Vegan Peshwari Carrot, Orange Blossom & Watercress Salad

Suze Morrison

Suze Morrison

5th January 2022
Suze Morrison

Vegan Peshwari Carrot, Orange Blossom & Watercress Salad

35 min

A tasty side salad, suitable for four people.

Ingredients

Peshwari Carrot Salad:

  • 400g Carrots, Julienne or grated
  • 1 Onion, finely sliced
  • 50g Pistachios
  • 50g Desiccated Coconut
  • 2 tsp Nigella Seeds
  • 150g Watercress
  • 70g Raisins
  • 1 Orange, juice
  • ½ bunch Coriander, finely chopped

Orange Blossom Dressing:

  • 1 Orange, juice
  • 2 tbsp Olive Oil
  • 2 tsp Lemon Juice
  • 5 Drops Orange Blossom Water
  • Salt & Cracked Black Pepper

Method

Preheat oven 160C. Put the pistachios on a tray and roast for 8 minutes. Add the coconut and nigella seeds to the tray and roast 4-5 minutes more, or until golden and fragrant.

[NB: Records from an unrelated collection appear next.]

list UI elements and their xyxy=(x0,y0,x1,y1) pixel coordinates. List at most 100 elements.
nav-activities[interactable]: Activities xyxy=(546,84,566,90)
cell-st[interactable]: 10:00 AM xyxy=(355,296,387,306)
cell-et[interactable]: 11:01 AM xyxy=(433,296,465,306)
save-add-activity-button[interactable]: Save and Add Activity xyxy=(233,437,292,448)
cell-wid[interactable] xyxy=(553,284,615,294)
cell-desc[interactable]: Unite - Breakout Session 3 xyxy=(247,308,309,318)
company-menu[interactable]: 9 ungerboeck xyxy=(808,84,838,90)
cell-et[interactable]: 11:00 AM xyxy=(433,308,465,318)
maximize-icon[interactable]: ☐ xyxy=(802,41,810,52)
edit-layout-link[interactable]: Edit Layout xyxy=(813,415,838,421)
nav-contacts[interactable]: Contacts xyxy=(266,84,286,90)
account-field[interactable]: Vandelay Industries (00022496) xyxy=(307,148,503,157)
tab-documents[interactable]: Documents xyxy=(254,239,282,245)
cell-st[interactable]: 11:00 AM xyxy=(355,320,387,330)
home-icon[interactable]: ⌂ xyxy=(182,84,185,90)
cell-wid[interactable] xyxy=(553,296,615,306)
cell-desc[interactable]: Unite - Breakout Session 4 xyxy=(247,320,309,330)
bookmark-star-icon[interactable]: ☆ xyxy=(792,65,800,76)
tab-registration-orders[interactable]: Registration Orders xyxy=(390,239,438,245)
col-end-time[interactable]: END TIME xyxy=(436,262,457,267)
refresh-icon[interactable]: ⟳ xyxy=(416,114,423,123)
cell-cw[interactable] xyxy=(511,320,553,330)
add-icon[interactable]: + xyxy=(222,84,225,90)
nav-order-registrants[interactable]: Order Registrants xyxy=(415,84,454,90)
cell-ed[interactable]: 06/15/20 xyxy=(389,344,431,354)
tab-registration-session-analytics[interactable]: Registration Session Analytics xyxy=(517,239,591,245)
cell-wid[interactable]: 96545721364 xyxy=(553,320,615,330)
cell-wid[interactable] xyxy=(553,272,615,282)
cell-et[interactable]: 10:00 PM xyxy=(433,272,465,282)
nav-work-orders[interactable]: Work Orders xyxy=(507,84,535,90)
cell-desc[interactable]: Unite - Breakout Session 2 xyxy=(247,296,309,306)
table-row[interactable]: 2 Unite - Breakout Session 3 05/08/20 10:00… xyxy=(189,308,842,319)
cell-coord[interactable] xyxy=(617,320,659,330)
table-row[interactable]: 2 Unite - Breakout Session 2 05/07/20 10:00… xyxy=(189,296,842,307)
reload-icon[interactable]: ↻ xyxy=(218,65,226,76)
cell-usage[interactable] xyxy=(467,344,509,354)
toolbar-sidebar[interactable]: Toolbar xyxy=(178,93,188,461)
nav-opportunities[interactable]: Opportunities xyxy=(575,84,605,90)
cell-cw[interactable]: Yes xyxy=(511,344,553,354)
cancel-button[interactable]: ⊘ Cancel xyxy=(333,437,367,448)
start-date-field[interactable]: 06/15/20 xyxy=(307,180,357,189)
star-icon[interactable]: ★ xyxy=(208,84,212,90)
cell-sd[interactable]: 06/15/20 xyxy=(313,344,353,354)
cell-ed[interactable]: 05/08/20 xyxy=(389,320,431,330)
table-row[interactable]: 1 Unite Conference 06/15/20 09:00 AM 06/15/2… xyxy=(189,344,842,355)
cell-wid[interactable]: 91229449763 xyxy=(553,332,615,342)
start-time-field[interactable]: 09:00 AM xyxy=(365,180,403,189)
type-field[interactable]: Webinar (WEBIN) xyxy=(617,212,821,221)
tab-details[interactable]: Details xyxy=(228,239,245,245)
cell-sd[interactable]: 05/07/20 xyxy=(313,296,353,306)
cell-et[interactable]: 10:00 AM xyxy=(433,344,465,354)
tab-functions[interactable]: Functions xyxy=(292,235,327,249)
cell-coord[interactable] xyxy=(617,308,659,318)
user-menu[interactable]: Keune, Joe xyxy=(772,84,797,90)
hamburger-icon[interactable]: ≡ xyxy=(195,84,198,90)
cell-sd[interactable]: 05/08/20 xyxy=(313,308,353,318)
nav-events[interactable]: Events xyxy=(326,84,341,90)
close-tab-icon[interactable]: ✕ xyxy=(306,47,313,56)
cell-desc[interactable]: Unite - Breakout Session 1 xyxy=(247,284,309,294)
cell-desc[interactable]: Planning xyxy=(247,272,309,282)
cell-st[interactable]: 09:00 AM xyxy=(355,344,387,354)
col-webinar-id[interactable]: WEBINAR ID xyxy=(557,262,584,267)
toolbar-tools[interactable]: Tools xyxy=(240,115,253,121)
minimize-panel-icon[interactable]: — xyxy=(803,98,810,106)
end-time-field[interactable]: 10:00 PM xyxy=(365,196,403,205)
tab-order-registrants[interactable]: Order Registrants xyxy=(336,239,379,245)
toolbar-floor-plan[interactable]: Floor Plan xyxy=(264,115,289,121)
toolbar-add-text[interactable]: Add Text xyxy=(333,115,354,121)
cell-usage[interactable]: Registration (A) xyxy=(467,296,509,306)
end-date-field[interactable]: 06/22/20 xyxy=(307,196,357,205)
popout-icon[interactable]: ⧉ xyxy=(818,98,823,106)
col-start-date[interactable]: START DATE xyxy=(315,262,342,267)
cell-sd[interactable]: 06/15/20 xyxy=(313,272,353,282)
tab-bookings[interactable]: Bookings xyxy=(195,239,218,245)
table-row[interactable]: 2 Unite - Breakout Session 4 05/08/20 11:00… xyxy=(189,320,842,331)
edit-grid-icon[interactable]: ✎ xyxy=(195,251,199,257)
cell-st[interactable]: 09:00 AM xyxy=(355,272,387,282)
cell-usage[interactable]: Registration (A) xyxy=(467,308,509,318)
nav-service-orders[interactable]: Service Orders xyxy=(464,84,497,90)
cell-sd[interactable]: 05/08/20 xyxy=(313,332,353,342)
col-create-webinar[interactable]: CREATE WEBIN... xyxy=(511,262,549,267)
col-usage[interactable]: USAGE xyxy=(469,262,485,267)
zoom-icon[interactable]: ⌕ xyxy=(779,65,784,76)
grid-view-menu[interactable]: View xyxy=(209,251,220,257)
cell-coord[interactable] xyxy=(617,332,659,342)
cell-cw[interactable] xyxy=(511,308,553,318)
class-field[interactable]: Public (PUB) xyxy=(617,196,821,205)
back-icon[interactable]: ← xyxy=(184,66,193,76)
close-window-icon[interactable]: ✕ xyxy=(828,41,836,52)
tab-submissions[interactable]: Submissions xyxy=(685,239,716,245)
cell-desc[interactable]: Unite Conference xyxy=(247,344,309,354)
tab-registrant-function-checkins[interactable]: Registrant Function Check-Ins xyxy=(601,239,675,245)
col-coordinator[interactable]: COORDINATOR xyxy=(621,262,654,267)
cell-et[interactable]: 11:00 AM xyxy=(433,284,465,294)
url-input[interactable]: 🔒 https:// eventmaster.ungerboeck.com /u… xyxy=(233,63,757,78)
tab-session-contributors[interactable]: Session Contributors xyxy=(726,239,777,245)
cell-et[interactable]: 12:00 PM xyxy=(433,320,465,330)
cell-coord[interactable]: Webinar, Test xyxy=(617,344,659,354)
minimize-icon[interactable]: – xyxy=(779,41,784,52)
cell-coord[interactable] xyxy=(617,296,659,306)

Set aside to cool before roughly bashing with a rolling pin.
Meanwhile, add the raisins and orange juice to a small pan and heat. Turn off the heat and allow it to cool, infuse and plump up.
Add all the dressing ingredients to a small jar, shake to combine and set aside.
When ready to serve, tumble the watercress into a serving dish. Drizzle with some of the dressing.
Mix the carrots, onion, coriander, pistachios, coconut & nigella seeds in a bowl and dress with enough dressing to coat everything well.
Tumble the carrot mix onto the watercress and serve straight away with any extra dressing on the side.